Jerusalem was the peak of the ministry of Jesus. After Jesus died, it had no more meaning to the disciples who were represented by the two disciples that is why they were leaving Jerusalem. The story is historical in a sense that Cleopas was mentioned as the name of one of the two disciples. The other one is not named because St. Luke wants the reader identify himself as the other disciple hence the story is both ancient and contemporary. The setting of the story is very important because it sets the tone of their feelings. It was nearly twilight and the setting sun cast a gloomy shadow on the two disciples while they were walking away from the place of their hopes and dreams. While they were walking away from Jerusalem, Jesus joined them and started the dialogue, as if he did not know anything. Actually it was the disciples who did not know anything so he started to explain to them the passages pertaining to the messiah. Breaking open the Word then was the first part of the journey. While their mind was shrouded with the darkness of disappointment and their heart clouded with loss of hope which was represented by their faces downcast, Jesus became their light, burning brightly.
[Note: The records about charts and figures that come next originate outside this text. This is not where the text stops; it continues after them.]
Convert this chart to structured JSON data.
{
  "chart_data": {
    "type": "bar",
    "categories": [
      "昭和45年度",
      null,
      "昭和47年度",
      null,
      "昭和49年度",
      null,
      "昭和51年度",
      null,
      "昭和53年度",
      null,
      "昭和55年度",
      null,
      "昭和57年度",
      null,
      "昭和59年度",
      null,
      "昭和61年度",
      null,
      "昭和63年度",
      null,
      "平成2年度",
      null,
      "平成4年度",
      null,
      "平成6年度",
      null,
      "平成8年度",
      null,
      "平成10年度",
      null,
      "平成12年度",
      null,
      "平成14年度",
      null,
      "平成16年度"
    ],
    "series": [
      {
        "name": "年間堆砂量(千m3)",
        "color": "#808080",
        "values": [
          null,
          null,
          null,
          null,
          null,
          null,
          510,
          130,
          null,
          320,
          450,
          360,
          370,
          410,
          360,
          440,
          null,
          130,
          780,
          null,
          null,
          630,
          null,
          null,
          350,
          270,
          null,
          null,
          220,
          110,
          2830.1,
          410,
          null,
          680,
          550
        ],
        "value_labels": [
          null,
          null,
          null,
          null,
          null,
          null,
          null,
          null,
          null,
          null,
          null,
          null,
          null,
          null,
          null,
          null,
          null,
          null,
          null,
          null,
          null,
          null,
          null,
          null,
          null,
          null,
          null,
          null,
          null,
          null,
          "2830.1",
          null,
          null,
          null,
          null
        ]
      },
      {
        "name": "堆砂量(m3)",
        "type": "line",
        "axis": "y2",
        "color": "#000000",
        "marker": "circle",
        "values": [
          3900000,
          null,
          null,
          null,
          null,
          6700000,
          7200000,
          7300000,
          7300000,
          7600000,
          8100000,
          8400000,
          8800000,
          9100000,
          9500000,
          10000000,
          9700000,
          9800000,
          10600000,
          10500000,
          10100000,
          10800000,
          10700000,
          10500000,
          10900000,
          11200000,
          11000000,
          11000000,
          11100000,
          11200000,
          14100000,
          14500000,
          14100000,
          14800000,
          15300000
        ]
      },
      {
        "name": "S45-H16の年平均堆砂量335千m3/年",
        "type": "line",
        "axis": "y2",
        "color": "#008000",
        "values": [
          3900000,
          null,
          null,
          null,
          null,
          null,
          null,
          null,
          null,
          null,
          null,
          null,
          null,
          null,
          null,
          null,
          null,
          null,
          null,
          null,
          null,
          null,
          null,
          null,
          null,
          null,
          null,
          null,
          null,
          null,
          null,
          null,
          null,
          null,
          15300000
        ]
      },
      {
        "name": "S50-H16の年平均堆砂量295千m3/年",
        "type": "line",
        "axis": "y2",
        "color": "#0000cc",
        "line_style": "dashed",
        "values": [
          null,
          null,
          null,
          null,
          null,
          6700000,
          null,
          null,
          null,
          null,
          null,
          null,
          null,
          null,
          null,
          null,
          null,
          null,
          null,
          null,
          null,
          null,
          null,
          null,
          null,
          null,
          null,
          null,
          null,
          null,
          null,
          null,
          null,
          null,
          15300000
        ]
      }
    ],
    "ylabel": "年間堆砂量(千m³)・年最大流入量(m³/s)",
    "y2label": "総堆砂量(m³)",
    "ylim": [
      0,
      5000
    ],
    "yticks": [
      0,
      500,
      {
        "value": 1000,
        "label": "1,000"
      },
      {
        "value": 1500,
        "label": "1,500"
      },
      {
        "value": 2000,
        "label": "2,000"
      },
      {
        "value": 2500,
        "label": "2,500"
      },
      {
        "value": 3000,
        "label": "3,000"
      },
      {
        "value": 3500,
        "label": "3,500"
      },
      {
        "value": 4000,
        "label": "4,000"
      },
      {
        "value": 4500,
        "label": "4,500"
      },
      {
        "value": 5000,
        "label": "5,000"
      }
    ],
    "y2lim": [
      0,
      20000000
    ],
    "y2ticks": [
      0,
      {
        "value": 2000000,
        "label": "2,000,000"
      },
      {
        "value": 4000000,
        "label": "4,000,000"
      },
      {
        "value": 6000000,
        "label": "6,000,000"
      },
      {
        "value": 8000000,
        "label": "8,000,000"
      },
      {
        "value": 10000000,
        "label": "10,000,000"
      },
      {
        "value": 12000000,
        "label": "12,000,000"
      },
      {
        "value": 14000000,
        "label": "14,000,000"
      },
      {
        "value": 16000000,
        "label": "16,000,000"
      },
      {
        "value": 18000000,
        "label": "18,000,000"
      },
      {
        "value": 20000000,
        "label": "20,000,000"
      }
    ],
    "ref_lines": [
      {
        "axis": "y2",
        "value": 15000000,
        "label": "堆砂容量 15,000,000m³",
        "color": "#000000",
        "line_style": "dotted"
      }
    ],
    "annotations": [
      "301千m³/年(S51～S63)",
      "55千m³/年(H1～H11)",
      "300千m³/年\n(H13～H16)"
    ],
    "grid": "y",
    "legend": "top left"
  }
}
When they reached Emmaus and they were at table, there came a twist in the story: Jesus now became the host. Here we come to the second part of the story which is the Breaking of the Bread. Jesus took the bread, blessed and broke it. When the two disciples saw Jesus breaking the bread, everything became clear to them. They were brought back to the experience that defined them as disciples which is the Eucharist. After the experience of enlightenment Jesus vanished from their sight. Then they recalled the journey and said “Are not our hearts burning while he was explaining to us the scriptures?” The Word of God was a burning light that set their hearts on fire! Jesus had to vanish because there was no more need of his physical presence; he was already in their hearts. Because of joy, they hurried back to Jerusalem to tell the apostles about the encounter. Going back to Jerusalem is a powerful symbol of sharing the experience of the resurrection to others; Jesus evangelized them so they in turn became evangelizers.
The journey of the two disciples did not end in Emmaus nor in Jerusalem, it continues to the present. In our journey with each other, we always come together to break the Word and the Bread whenever we celebrate the Eucharist. It is in the Eucharist that we fully encounter the Risen Lord and we experience the joy of being his disciples. But the encounter does not end in the Eucharist, just like the two disciples, we have to go back to our own Jerusalem namely our homes, our workplace, the world and share to others our experience with Jesus. Then we become evangelizers by our lives of witness because through our faith we are the new witnesses of the resurrection.
After we encounter Jesus in the Eucharist, we continue our pilgrimage of faith until we are finally met with Jesus at the end of the road in a never ending banquet which we call heaven.